The prognosis is mainly related to the following factors.
1, timely control and treatment of severe visceral damage.
2.Prevention and active treatment of all kinds of infections.
3.Avoidance of mistreatment, failure to treat, strengthening vigilance, and striving for early diagnosis.
4.Patients cooperate with doctors and use hormones and immunosuppressants under the guidance of doctors.
V. Polymyositis/dermatomyositis (PM/DM)
The overall 5-year survival rate of PM/DM patients is about 80%. Most cases are chronic and progressive, with gradual recovery after 2 to 3 years. It is generally accepted that death from this disease is rare in those with a disease duration of more than 7 years. The majority of patients with acute attacks, such as those with significant muscle weakness, even respiratory muscle weakness, combined acute interstitial pneumonia, and severe cardiac damage, have a poor prognosis. Patients with dysphagia have a poor prognosis because they are prone to aspiration pneumonia.
The causes of death include respiratory failure due to dyspnea, intercostal muscle lesions of the diaphragm, or respiratory failure due to interstitial pneumonia, heart failure due to myocardial involvement, aspiration pneumonia due to lesions of the pharynx and upper esophagus, and death due to subarachnoid hemorrhage, and death due to malignant tumors or tumor metastases affecting important organs. In addition, death can often be caused by complications such as pneumonia, fungal meningitis, gastrointestinal bleeding due to long-term application of corticosteroids and gastrointestinal perforation. The most common causes of death are pulmonary and cardiac involvement, tumors, and infections.
Factors affecting prognosis.
The prognosis is poor in those who are older, have dysphagia, have an acute onset, and are treated late. Inclusion body myositis has a poor prognosis, DM has a better prognosis than PM, and those with overlapping SLE have a better prognosis than those with overlapping scleroderma. In terms of autoantibodies, those with anti-SRP antibodies have a poor prognosis, and those with positive anti-Mi-2 antibodies have a better prognosis than those with positive anti-JO-1 antibodies. Children generally have a better prognosis than adults.
Complicating tumors.
The percentage of concurrent tumors varies from 9% to 52%, generally after the age of 40 years, and the older the age of onset, the greater the chance of concurrent tumors. The incidence of malignant tumors far exceeds that of patients with polymyositis.
VI. Systemic sclerosis
The natural course of systemic sclerosis is highly variable, with many patients having progressive sclerosis of the fingers, flexion contracture and disability, and almost all patients eventually having visceral involvement. Those with early manifestations of kidney, heart and lung involvement suggest a poor prognosis. The 10-year survival rate after first diagnosis is 65%, and early death and disability are more common in diffuse sclerosis, while pulmonary hypertension and intestinal malabsorption are common causes of death in patients with limited sclerosis.
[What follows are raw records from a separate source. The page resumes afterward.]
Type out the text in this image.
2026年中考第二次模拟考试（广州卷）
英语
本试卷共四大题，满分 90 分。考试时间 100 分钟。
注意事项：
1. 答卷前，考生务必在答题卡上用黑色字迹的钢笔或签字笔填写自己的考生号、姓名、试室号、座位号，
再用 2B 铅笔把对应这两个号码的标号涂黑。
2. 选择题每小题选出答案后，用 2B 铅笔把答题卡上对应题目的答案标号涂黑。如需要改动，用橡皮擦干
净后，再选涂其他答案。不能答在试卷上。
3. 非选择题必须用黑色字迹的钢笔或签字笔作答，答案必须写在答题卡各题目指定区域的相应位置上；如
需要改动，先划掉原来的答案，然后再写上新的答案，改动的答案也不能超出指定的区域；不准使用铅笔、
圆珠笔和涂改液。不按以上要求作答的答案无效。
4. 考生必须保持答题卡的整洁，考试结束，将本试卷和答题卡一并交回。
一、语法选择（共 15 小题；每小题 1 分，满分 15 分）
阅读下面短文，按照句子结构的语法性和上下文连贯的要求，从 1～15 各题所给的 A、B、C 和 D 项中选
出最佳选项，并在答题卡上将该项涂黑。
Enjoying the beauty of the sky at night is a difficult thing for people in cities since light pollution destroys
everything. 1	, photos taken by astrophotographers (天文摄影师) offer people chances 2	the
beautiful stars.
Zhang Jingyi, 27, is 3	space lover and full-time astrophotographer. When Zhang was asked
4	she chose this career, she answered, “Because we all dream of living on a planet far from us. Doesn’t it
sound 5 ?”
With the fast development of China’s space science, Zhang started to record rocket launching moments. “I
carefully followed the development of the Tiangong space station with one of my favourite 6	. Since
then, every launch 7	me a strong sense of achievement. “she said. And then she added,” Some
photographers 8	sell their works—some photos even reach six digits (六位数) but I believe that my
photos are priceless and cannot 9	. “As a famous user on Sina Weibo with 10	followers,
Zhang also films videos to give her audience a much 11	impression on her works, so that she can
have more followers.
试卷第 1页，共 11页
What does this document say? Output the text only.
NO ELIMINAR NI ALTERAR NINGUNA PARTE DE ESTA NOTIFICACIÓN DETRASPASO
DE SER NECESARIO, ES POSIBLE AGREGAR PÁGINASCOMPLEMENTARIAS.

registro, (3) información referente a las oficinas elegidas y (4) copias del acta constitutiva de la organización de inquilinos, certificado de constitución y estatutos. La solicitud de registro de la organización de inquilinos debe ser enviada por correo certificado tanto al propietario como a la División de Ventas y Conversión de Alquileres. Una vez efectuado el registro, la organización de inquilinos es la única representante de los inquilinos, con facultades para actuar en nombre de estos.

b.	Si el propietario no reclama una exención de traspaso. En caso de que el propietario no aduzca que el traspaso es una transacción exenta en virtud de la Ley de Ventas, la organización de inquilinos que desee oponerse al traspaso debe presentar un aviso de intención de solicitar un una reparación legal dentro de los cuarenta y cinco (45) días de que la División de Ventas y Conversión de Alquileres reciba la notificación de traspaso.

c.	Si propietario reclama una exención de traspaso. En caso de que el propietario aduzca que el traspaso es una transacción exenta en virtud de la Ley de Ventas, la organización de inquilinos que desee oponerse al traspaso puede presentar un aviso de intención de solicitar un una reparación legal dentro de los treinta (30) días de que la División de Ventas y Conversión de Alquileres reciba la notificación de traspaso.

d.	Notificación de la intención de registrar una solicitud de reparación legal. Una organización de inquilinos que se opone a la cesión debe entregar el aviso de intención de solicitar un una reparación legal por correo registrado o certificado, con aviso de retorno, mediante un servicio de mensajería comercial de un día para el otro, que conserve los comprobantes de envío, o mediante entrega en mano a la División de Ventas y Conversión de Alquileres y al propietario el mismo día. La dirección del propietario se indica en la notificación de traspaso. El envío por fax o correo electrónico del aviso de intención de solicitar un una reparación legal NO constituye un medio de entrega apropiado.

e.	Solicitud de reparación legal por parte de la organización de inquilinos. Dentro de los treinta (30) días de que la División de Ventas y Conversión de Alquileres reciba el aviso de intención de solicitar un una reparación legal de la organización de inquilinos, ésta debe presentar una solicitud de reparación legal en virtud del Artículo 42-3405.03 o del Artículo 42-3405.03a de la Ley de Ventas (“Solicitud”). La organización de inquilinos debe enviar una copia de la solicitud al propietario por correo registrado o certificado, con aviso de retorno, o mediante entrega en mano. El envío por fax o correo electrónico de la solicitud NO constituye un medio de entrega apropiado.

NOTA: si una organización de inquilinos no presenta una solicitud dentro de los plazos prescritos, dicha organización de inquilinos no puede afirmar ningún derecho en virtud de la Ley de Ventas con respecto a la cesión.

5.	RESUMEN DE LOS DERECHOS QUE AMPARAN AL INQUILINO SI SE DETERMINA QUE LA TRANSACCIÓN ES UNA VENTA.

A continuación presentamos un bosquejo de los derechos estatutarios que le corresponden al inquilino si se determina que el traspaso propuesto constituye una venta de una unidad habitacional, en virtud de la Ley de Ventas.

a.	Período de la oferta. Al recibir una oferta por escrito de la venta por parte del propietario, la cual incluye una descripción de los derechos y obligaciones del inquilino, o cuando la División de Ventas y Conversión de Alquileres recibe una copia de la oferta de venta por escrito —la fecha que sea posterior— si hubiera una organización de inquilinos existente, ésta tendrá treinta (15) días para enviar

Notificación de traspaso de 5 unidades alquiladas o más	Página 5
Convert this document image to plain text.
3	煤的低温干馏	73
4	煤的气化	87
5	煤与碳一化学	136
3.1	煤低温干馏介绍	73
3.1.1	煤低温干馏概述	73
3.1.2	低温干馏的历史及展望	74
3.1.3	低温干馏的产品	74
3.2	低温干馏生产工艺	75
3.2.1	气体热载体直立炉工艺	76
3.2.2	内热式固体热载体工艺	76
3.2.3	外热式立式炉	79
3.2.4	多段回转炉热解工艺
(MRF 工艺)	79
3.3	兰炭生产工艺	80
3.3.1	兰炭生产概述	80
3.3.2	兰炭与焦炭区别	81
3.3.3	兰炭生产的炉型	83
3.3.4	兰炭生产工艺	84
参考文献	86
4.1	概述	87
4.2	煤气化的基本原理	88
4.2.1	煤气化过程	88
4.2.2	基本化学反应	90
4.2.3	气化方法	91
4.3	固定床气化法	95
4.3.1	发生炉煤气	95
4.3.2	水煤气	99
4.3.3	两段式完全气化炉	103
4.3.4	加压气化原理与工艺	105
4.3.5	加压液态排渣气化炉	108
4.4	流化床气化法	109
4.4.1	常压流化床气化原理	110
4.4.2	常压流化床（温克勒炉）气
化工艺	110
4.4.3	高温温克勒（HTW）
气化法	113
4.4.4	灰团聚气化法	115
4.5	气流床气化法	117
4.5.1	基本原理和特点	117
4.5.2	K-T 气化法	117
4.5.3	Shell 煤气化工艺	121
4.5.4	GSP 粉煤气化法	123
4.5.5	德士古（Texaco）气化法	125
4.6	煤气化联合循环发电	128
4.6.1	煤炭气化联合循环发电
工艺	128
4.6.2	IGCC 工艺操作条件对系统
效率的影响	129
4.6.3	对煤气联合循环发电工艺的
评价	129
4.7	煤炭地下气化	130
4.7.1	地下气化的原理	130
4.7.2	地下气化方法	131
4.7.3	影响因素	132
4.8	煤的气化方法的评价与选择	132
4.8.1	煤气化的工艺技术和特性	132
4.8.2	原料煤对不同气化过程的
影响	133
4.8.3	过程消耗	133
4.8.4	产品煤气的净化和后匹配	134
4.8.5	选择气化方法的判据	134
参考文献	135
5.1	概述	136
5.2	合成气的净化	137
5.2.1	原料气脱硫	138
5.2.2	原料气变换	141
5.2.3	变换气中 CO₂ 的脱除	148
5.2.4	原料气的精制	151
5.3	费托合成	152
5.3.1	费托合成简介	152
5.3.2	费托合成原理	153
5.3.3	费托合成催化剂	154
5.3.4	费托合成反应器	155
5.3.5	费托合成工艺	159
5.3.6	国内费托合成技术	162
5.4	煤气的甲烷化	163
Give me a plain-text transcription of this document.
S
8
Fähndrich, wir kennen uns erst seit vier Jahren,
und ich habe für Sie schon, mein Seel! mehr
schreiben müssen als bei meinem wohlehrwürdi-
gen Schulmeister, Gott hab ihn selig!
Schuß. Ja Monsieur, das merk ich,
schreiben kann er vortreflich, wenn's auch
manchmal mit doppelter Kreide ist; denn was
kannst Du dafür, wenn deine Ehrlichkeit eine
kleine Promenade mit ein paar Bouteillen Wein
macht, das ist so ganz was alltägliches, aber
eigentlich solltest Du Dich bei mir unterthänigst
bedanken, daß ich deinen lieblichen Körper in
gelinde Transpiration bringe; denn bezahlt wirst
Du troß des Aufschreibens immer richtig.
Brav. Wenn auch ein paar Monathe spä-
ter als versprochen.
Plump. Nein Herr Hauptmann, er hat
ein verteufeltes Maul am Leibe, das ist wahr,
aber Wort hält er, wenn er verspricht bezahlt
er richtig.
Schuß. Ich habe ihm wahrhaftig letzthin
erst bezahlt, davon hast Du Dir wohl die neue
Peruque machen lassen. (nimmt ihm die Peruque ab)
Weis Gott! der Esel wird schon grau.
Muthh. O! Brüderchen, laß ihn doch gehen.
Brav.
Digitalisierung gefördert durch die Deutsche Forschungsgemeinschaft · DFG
VII. Mixed connective tissue disease (MCTD)
Mixed connective tissue disease was initially considered to be a “good glucocorticoid response with a good prognosis”, but now, 20 years later, it is clear that this recognition needs to be re-evaluated. Currently, clear high titers of anti-U1-RNP antibodies are generally associated with a low incidence of severe renal damage, but with potentially life-threatening neurological involvement. Therefore, not all MCTD have a good prognosis. patients with MCTD may die from pulmonary hypertension and cardiac comorbidities. Pulmonary hypertension can sometimes progress rapidly, leading to death within weeks.